Jaffor helped the old Jout to stand. “It's a perverted history. Fortunately, it's not true.”

Oh, but it was.
Their mouths stopped with silver.
Ghoris had known that something terrible was coming, something even worse than the death of the Rose. She had tried to enunciate it. He doubted she had read the
Book of the Drowning Time
. But she had seen the future. It was one where Geng De would convert the Nigh to a distorted kingdom, wiping out the normal world.

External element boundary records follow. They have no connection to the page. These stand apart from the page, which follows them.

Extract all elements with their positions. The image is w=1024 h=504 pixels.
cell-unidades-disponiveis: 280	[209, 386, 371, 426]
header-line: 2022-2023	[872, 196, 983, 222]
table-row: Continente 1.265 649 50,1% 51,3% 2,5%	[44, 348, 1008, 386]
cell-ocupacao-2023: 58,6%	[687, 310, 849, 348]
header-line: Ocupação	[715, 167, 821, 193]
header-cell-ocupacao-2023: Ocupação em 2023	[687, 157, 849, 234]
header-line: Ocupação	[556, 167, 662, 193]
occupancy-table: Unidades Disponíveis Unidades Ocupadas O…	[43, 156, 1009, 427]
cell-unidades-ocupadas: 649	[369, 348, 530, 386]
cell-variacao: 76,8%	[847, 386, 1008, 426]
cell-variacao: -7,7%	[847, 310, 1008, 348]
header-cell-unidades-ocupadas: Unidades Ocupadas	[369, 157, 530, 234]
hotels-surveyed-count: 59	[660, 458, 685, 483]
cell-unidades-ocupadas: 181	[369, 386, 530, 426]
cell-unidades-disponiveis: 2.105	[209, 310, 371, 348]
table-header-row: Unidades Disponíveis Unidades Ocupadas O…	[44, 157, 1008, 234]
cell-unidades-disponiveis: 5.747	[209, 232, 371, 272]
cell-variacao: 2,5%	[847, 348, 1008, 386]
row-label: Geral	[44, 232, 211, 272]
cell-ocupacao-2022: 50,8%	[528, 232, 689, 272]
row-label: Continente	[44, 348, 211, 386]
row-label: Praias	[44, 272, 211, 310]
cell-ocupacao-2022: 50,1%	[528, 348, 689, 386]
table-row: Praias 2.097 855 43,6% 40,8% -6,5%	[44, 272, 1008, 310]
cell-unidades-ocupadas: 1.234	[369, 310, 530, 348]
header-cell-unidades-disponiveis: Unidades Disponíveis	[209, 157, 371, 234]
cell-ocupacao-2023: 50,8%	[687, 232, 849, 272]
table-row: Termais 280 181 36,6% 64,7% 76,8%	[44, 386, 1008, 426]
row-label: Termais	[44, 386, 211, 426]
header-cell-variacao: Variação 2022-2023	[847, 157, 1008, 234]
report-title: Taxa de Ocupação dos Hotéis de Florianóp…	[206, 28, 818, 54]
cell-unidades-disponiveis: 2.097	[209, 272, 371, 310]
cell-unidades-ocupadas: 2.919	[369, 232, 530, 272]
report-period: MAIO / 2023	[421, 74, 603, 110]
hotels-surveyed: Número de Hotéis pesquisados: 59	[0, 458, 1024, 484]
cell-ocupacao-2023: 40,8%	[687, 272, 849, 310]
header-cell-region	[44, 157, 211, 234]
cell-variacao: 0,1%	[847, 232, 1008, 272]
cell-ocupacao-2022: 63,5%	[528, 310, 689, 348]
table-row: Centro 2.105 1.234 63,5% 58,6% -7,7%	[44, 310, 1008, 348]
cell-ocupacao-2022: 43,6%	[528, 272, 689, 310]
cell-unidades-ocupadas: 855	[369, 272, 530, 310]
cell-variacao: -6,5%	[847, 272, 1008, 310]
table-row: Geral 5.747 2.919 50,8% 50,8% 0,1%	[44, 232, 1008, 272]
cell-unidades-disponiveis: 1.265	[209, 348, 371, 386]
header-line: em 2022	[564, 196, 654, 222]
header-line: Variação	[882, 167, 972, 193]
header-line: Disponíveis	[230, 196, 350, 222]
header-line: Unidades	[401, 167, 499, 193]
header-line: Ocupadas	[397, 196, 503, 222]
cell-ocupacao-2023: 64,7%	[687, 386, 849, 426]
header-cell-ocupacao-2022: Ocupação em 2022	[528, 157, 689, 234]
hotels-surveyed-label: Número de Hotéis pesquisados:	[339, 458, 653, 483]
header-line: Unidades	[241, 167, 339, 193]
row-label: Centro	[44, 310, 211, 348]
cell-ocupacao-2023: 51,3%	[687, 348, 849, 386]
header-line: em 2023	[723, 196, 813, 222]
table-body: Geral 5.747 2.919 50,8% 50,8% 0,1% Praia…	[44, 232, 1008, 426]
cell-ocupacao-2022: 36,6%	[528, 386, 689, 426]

What mechanism he would use to do this, Quinn didn't know, but he could not discount the danger—believed it, in fact. Geng De clearly believed it. He was making sure there were young ones who could rule that kingdom forever.

His daughter couldn't possibly know of this. Geng De was leading her to her death. She no doubt thought his ambition was to knit the future for her, but it was all for him, and at a staggering scale.

Near a shelf, Rekior drew out a scroll at random, thrusting it into Quinn's hand.

“Save these books from oblivion. After I am gone. Titus Quill, will you?”

“All these stacks of scrolls,” Rekior rasped. “What good are they if no one reads them?” They began their trek back to the great hall, Quinn and Noheme quietly grim.

At the door to Rekior's apartment, the Archivist hesitated. “It's a very old scroll from the Eighth Form.” He put a frail hand on Quinn's arm. “Promise me you'll read it.”

He would if he had time. If there was any time left.

Quinn and Noheme stood at the foot of the crystal bridge. On the great Way, a stream of people moved to and fro across the bridge, even at this hour of the ebb.

“We'll take him, Noheme. His pilot days are over.”

“Let me,” she said, cocking her head at the wharf where Geng De's ship snugged up to the dock.

Quinn was on the verge of striking at Sydney and her navitar, to take them prisoner. They were armed, of course, but perhaps not as well as he, with his hundred soldiers of Ahnenhoon. He might try to tell Sydney of her navitar's plans, but she wouldn't trust her father. The danger was that she would alert Geng De and he would escape into the Nigh where none could follow him.

He tried to shove aside the thought of his daughter coming to harm by his own order, but it remained stubbornly in his mind.

Noheme looked at him, waiting for orders.

All he really had was a vision in the binds and a legend from a book. The problem was he had never believed in visions. He was not a man of faith or one given to belief in portents. He couldn't wait for proof; he knew that. But to commit his soldiers to an armed assault—for that he needed one more thing.

He needed Hanwen, the mistress of the orphanage.

When they found her, she had saved them the trouble of infiltrating Sydney's garden. She came down from the bridge, a heavy woman of middle years, carrying an oversized satchel. As she turned into a side alley, one of Quinn's Chalin guards followed her.

Noheme muttered, “She goes into the city like this regularly. We thought nothing of it, since so many do.”

The guard brought Hanwen to one of the many rented rooms belonging to Zhiya throughout the lower Rim. There she sat blindfolded, bound and tied to a chair, her back to the door. When Quinn and Noheme entered, she could not turn to face them.

By the twist of her shoulders, she'd heard them enter. She whimpered, “Please…” but it wasn't clear what she hoped they'd refrain from doing. Quinn wasn't sure what he
would
do. Once they had debriefed her, she was a danger to them.

“Hanwen,” Quinn said, standing behind her. “You may die this ebb.”

“Oh, oh Miserable God,” she whispered.

“But if you tell me the truth I can spare you. Do you understand?”

“Oh my poor boys, oh my boys,” she sobbed.